主日の福音 2000,12,24
待降節第四主日(Lk 1:39-45)
エリザベトは聖霊に満たされた
今日の福音で、マリアの挨拶を受けたエリザベトに目を注いでみましょう。「エリザベトは聖霊に満たされて、声高らかに言った」とあります。イエス様の誕生を直前にして、すでに聖霊はご自分の働きをお示しになり、ここではエリザベトの心を満たし、マリア様を高らかにたたえたのでした。
私たちは、約四週間のあいだ、イエス様の誕生を待ち望んで、心と体の両面で準備をしてまいりました。馬小屋の飾り付けも済みました。赦しの秘跡を受けた方もいらっしゃるでしょう。子供たちはクリスマス会に向けて学校のお友だちを招待して、イエス様を多くの人に知らせる機会を作りました。また馬小屋におささげする献金も準備していることと思います。
こうして、着々と準備し、いよいよ、「今日・明日」というところまでやって来ました。残る僅かな時間を、どのように待てばよいのでしょうか。エリザベトがそれを教えてくださいます。彼女は、わが子の誕生のその日を待ちながら、心を神に向けていたのです。
まず、ひとつのたとえで私たちの経験を生かしていくことにいたしましょう。たくさんの練習を積んだ試合とか、発表会の本番になると、人は誰でも緊張するものです。本来の力を発揮するために、私たちは何とかして、余計な緊張を取り除こうとします。ある人は音楽を聴いたり、ある人は直前まで自分の積み上げた練習を繰り返したりします。いずれにしても、余計な力を抜き、いつも通りに自分の心を持っていけるかが鍵です。
私は、大きな試験の前に、同じようなことを感じました。一生懸命頭に入れたことを、果たしてきちんとまとめて答案用紙に書くことができるだろうか?考えれば考えるほど、汗が滲み、うまくいきません。そんな中で、私なりに身につけたことは、「よーし、書くぞー!」という気持ちを、試験開始時間までいっぱいに満たすということでした。

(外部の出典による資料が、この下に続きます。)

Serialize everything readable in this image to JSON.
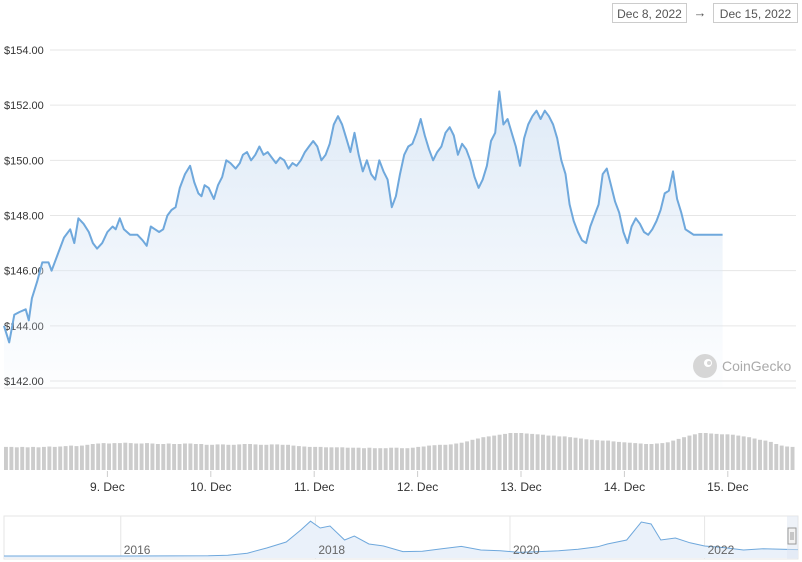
{
  "range_selector": {
    "start": "Dec 8, 2022",
    "arrow": "→",
    "end": "Dec 15, 2022"
  },
  "watermark": "CoinGecko",
  "colors": {
    "line": "#6fa8dc",
    "area_top": "#dbe8f6",
    "volume_bar": "#cccccc",
    "grid": "#e6e6e6",
    "navigator_line": "#6fa8dc"
  },
  "chart_data": {
    "type": "line",
    "title": "",
    "xlabel": "",
    "ylabel": "",
    "ylim": [
      142,
      155
    ],
    "y_ticks": [
      142,
      144,
      146,
      148,
      150,
      152,
      154
    ],
    "y_tick_labels": [
      "$142.00",
      "$144.00",
      "$146.00",
      "$148.00",
      "$150.00",
      "$152.00",
      "$154.00"
    ],
    "x_ticks": [
      {
        "day": 1,
        "label": "9. Dec"
      },
      {
        "day": 2,
        "label": "10. Dec"
      },
      {
        "day": 3,
        "label": "11. Dec"
      },
      {
        "day": 4,
        "label": "12. Dec"
      },
      {
        "day": 5,
        "label": "13. Dec"
      },
      {
        "day": 6,
        "label": "14. Dec"
      },
      {
        "day": 7,
        "label": "15. Dec"
      }
    ],
    "x_unit": "days after Dec 8, 2022 00:00",
    "series": [
      {
        "name": "Price",
        "points": [
          [
            0.0,
            144.0
          ],
          [
            0.05,
            143.4
          ],
          [
            0.1,
            144.4
          ],
          [
            0.15,
            144.5
          ],
          [
            0.21,
            144.6
          ],
          [
            0.24,
            144.2
          ],
          [
            0.27,
            145.0
          ],
          [
            0.32,
            145.6
          ],
          [
            0.37,
            146.3
          ],
          [
            0.43,
            146.3
          ],
          [
            0.46,
            146.0
          ],
          [
            0.52,
            146.6
          ],
          [
            0.58,
            147.2
          ],
          [
            0.64,
            147.5
          ],
          [
            0.68,
            147.0
          ],
          [
            0.72,
            147.9
          ],
          [
            0.77,
            147.7
          ],
          [
            0.82,
            147.4
          ],
          [
            0.86,
            147.0
          ],
          [
            0.9,
            146.8
          ],
          [
            0.95,
            147.0
          ],
          [
            1.0,
            147.4
          ],
          [
            1.05,
            147.6
          ],
          [
            1.08,
            147.5
          ],
          [
            1.12,
            147.9
          ],
          [
            1.16,
            147.5
          ],
          [
            1.19,
            147.4
          ],
          [
            1.22,
            147.3
          ],
          [
            1.25,
            147.3
          ],
          [
            1.29,
            147.3
          ],
          [
            1.34,
            147.1
          ],
          [
            1.38,
            146.9
          ],
          [
            1.42,
            147.6
          ],
          [
            1.46,
            147.5
          ],
          [
            1.5,
            147.4
          ],
          [
            1.54,
            147.5
          ],
          [
            1.58,
            148.0
          ],
          [
            1.62,
            148.2
          ],
          [
            1.66,
            148.3
          ],
          [
            1.7,
            149.0
          ],
          [
            1.75,
            149.5
          ],
          [
            1.8,
            149.8
          ],
          [
            1.84,
            149.2
          ],
          [
            1.88,
            148.8
          ],
          [
            1.91,
            148.7
          ],
          [
            1.94,
            149.1
          ],
          [
            1.98,
            149.0
          ],
          [
            2.03,
            148.6
          ],
          [
            2.07,
            149.1
          ],
          [
            2.11,
            149.4
          ],
          [
            2.15,
            150.0
          ],
          [
            2.19,
            149.9
          ],
          [
            2.24,
            149.7
          ],
          [
            2.28,
            149.9
          ],
          [
            2.31,
            150.2
          ],
          [
            2.35,
            150.3
          ],
          [
            2.39,
            150.0
          ],
          [
            2.43,
            150.2
          ],
          [
            2.47,
            150.5
          ],
          [
            2.51,
            150.2
          ],
          [
            2.55,
            150.3
          ],
          [
            2.59,
            150.1
          ],
          [
            2.63,
            149.9
          ],
          [
            2.67,
            150.1
          ],
          [
            2.71,
            150.0
          ],
          [
            2.75,
            149.7
          ],
          [
            2.79,
            149.9
          ],
          [
            2.83,
            149.8
          ],
          [
            2.87,
            150.0
          ],
          [
            2.91,
            150.3
          ],
          [
            2.95,
            150.5
          ],
          [
            2.99,
            150.7
          ],
          [
            3.03,
            150.5
          ],
          [
            3.07,
            150.0
          ],
          [
            3.11,
            150.2
          ],
          [
            3.15,
            150.6
          ],
          [
            3.19,
            151.3
          ],
          [
            3.23,
            151.6
          ],
          [
            3.27,
            151.3
          ],
          [
            3.31,
            150.8
          ],
          [
            3.35,
            150.3
          ],
          [
            3.39,
            151.0
          ],
          [
            3.43,
            150.2
          ],
          [
            3.47,
            149.6
          ],
          [
            3.51,
            150.0
          ],
          [
            3.55,
            149.5
          ],
          [
            3.59,
            149.3
          ],
          [
            3.63,
            150.0
          ],
          [
            3.67,
            149.6
          ],
          [
            3.71,
            149.3
          ],
          [
            3.75,
            148.3
          ],
          [
            3.79,
            148.7
          ],
          [
            3.83,
            149.5
          ],
          [
            3.87,
            150.2
          ],
          [
            3.91,
            150.5
          ],
          [
            3.95,
            150.6
          ],
          [
            3.99,
            151.0
          ],
          [
            4.03,
            151.5
          ],
          [
            4.07,
            150.9
          ],
          [
            4.11,
            150.4
          ],
          [
            4.15,
            150.0
          ],
          [
            4.19,
            150.3
          ],
          [
            4.23,
            150.5
          ],
          [
            4.27,
            151.0
          ],
          [
            4.31,
            151.2
          ],
          [
            4.35,
            150.9
          ],
          [
            4.39,
            150.2
          ],
          [
            4.43,
            150.6
          ],
          [
            4.47,
            150.4
          ],
          [
            4.51,
            150.0
          ],
          [
            4.55,
            149.4
          ],
          [
            4.59,
            149.0
          ],
          [
            4.63,
            149.3
          ],
          [
            4.67,
            149.8
          ],
          [
            4.71,
            150.7
          ],
          [
            4.75,
            151.0
          ],
          [
            4.79,
            152.5
          ],
          [
            4.83,
            151.3
          ],
          [
            4.87,
            151.5
          ],
          [
            4.91,
            151.0
          ],
          [
            4.95,
            150.5
          ],
          [
            4.99,
            149.8
          ],
          [
            5.03,
            150.8
          ],
          [
            5.07,
            151.3
          ],
          [
            5.11,
            151.6
          ],
          [
            5.15,
            151.8
          ],
          [
            5.19,
            151.5
          ],
          [
            5.23,
            151.8
          ],
          [
            5.27,
            151.6
          ],
          [
            5.31,
            151.3
          ],
          [
            5.35,
            150.8
          ],
          [
            5.39,
            150.0
          ],
          [
            5.43,
            149.5
          ],
          [
            5.47,
            148.4
          ],
          [
            5.51,
            147.8
          ],
          [
            5.55,
            147.4
          ],
          [
            5.59,
            147.1
          ],
          [
            5.63,
            147.0
          ],
          [
            5.67,
            147.6
          ],
          [
            5.71,
            148.0
          ],
          [
            5.75,
            148.4
          ],
          [
            5.79,
            149.5
          ],
          [
            5.83,
            149.7
          ],
          [
            5.87,
            149.1
          ],
          [
            5.91,
            148.5
          ],
          [
            5.95,
            148.1
          ],
          [
            5.99,
            147.4
          ],
          [
            6.03,
            147.0
          ],
          [
            6.07,
            147.6
          ],
          [
            6.11,
            147.9
          ],
          [
            6.15,
            147.7
          ],
          [
            6.19,
            147.4
          ],
          [
            6.23,
            147.3
          ],
          [
            6.27,
            147.5
          ],
          [
            6.31,
            147.8
          ],
          [
            6.35,
            148.2
          ],
          [
            6.39,
            148.8
          ],
          [
            6.43,
            148.9
          ],
          [
            6.47,
            149.6
          ],
          [
            6.51,
            148.6
          ],
          [
            6.55,
            148.1
          ],
          [
            6.59,
            147.5
          ],
          [
            6.63,
            147.4
          ],
          [
            6.67,
            147.3
          ],
          [
            6.71,
            147.3
          ],
          [
            6.75,
            147.3
          ],
          [
            6.79,
            147.3
          ],
          [
            6.83,
            147.3
          ],
          [
            6.87,
            147.3
          ],
          [
            6.91,
            147.3
          ],
          [
            6.95,
            147.3
          ]
        ]
      }
    ],
    "volume": {
      "note": "relative volume bars, 0-1",
      "values": [
        0.55,
        0.55,
        0.54,
        0.55,
        0.54,
        0.55,
        0.54,
        0.55,
        0.56,
        0.55,
        0.56,
        0.57,
        0.58,
        0.57,
        0.58,
        0.6,
        0.62,
        0.63,
        0.64,
        0.63,
        0.64,
        0.64,
        0.65,
        0.64,
        0.63,
        0.63,
        0.64,
        0.63,
        0.62,
        0.62,
        0.63,
        0.62,
        0.62,
        0.63,
        0.63,
        0.62,
        0.62,
        0.6,
        0.6,
        0.61,
        0.61,
        0.6,
        0.6,
        0.61,
        0.62,
        0.62,
        0.61,
        0.6,
        0.6,
        0.61,
        0.61,
        0.6,
        0.6,
        0.58,
        0.57,
        0.56,
        0.55,
        0.55,
        0.55,
        0.54,
        0.54,
        0.54,
        0.54,
        0.53,
        0.53,
        0.53,
        0.52,
        0.53,
        0.52,
        0.52,
        0.52,
        0.53,
        0.53,
        0.52,
        0.52,
        0.53,
        0.55,
        0.56,
        0.58,
        0.59,
        0.6,
        0.6,
        0.61,
        0.63,
        0.65,
        0.68,
        0.72,
        0.75,
        0.78,
        0.8,
        0.82,
        0.84,
        0.86,
        0.88,
        0.88,
        0.88,
        0.87,
        0.86,
        0.85,
        0.84,
        0.82,
        0.82,
        0.8,
        0.8,
        0.78,
        0.77,
        0.75,
        0.73,
        0.72,
        0.71,
        0.7,
        0.7,
        0.68,
        0.67,
        0.66,
        0.65,
        0.64,
        0.63,
        0.62,
        0.62,
        0.63,
        0.64,
        0.66,
        0.7,
        0.74,
        0.78,
        0.82,
        0.85,
        0.88,
        0.88,
        0.87,
        0.86,
        0.85,
        0.85,
        0.84,
        0.82,
        0.8,
        0.78,
        0.75,
        0.72,
        0.7,
        0.67,
        0.62,
        0.58,
        0.56,
        0.55
      ]
    }
  },
  "navigator": {
    "year_labels": [
      "2016",
      "2018",
      "2020",
      "2022"
    ],
    "years": [
      2016,
      2018,
      2020,
      2022
    ],
    "x_range": [
      2014.8,
      2022.96
    ],
    "points": [
      [
        2014.8,
        0.5
      ],
      [
        2015.0,
        0.5
      ],
      [
        2015.5,
        0.5
      ],
      [
        2016.0,
        0.5
      ],
      [
        2016.5,
        0.52
      ],
      [
        2016.9,
        0.55
      ],
      [
        2017.1,
        0.7
      ],
      [
        2017.3,
        1.2
      ],
      [
        2017.5,
        2.5
      ],
      [
        2017.7,
        4.0
      ],
      [
        2017.85,
        7.0
      ],
      [
        2017.95,
        9.2
      ],
      [
        2018.05,
        7.5
      ],
      [
        2018.15,
        8.0
      ],
      [
        2018.3,
        4.5
      ],
      [
        2018.4,
        5.5
      ],
      [
        2018.55,
        3.5
      ],
      [
        2018.7,
        3.0
      ],
      [
        2018.9,
        1.6
      ],
      [
        2019.1,
        1.7
      ],
      [
        2019.3,
        2.3
      ],
      [
        2019.5,
        2.9
      ],
      [
        2019.7,
        2.0
      ],
      [
        2019.9,
        1.8
      ],
      [
        2020.1,
        1.4
      ],
      [
        2020.3,
        1.6
      ],
      [
        2020.5,
        1.8
      ],
      [
        2020.7,
        2.2
      ],
      [
        2020.9,
        2.8
      ],
      [
        2021.0,
        3.5
      ],
      [
        2021.2,
        4.5
      ],
      [
        2021.35,
        9.0
      ],
      [
        2021.45,
        8.5
      ],
      [
        2021.55,
        4.5
      ],
      [
        2021.7,
        5.0
      ],
      [
        2021.85,
        3.8
      ],
      [
        2022.0,
        3.0
      ],
      [
        2022.2,
        2.6
      ],
      [
        2022.4,
        2.0
      ],
      [
        2022.6,
        2.3
      ],
      [
        2022.8,
        2.2
      ],
      [
        2022.96,
        2.1
      ]
    ]
  }
}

じっと目を閉じ、心の中で、「私が勉強したところがちゃんと出る。自分が書きたい!と思うまで、私の心に書きたい気持ちをいっぱいに満たしていこう!」そんなことを念じたものです。これは、言葉を換えると、聖霊で満たしてもらって、聖霊の助けで「答案用紙を書かせていただく」ということです。
聖書に戻りましょう。エリザベトにとって、わが子である洗礼者ヨハネが生まれるその日は、自分たち夫婦の喜びの日であると同時に、いやそれ以上に、神に感謝を捧げる日として、指折り数えていたのではないでしょうか。
人は、心の中にあるものが現れると言います。エリザベトは、聖霊に満たされたとき、何を語ったのでしょうか。それは、祝福と賛美、神への感謝ではなかったでしょうか。聖霊に満たされたエリザベトは、自分の心の中にあるものをすべて、あますところなく現したのです。
私たちも、これまでいろいろな方法で、イエス様の誕生に向けて準備をしてまいりました。すべての備えが、きっと心のこもった、素晴らしい準備だと思います。あとは、心の中で温めてきたその思いを、聖霊で満たしていただき、おもてに現していただきたいのです。
エリザベトが聖霊に満たされて、心の中をすべてうち明けたように、私たちもあとしばらくの時間を、聖霊で満たしていただき、溢れ出るようにしていただくことにいたしましょう。聖霊よ、私の心をいっぱいに満たしてください。そうすれば、私は、あなたの助けによって、心の中にあるものを溢れさせることができるでしょう。心の中の喜びを、感謝と賛美の形でじゅうぶんに現すことができるように、どうか私の心を満たしてくださいと、イブのミサまでのしばらくの時間、繰り返し繰り返し願っていくことにいたしましょう。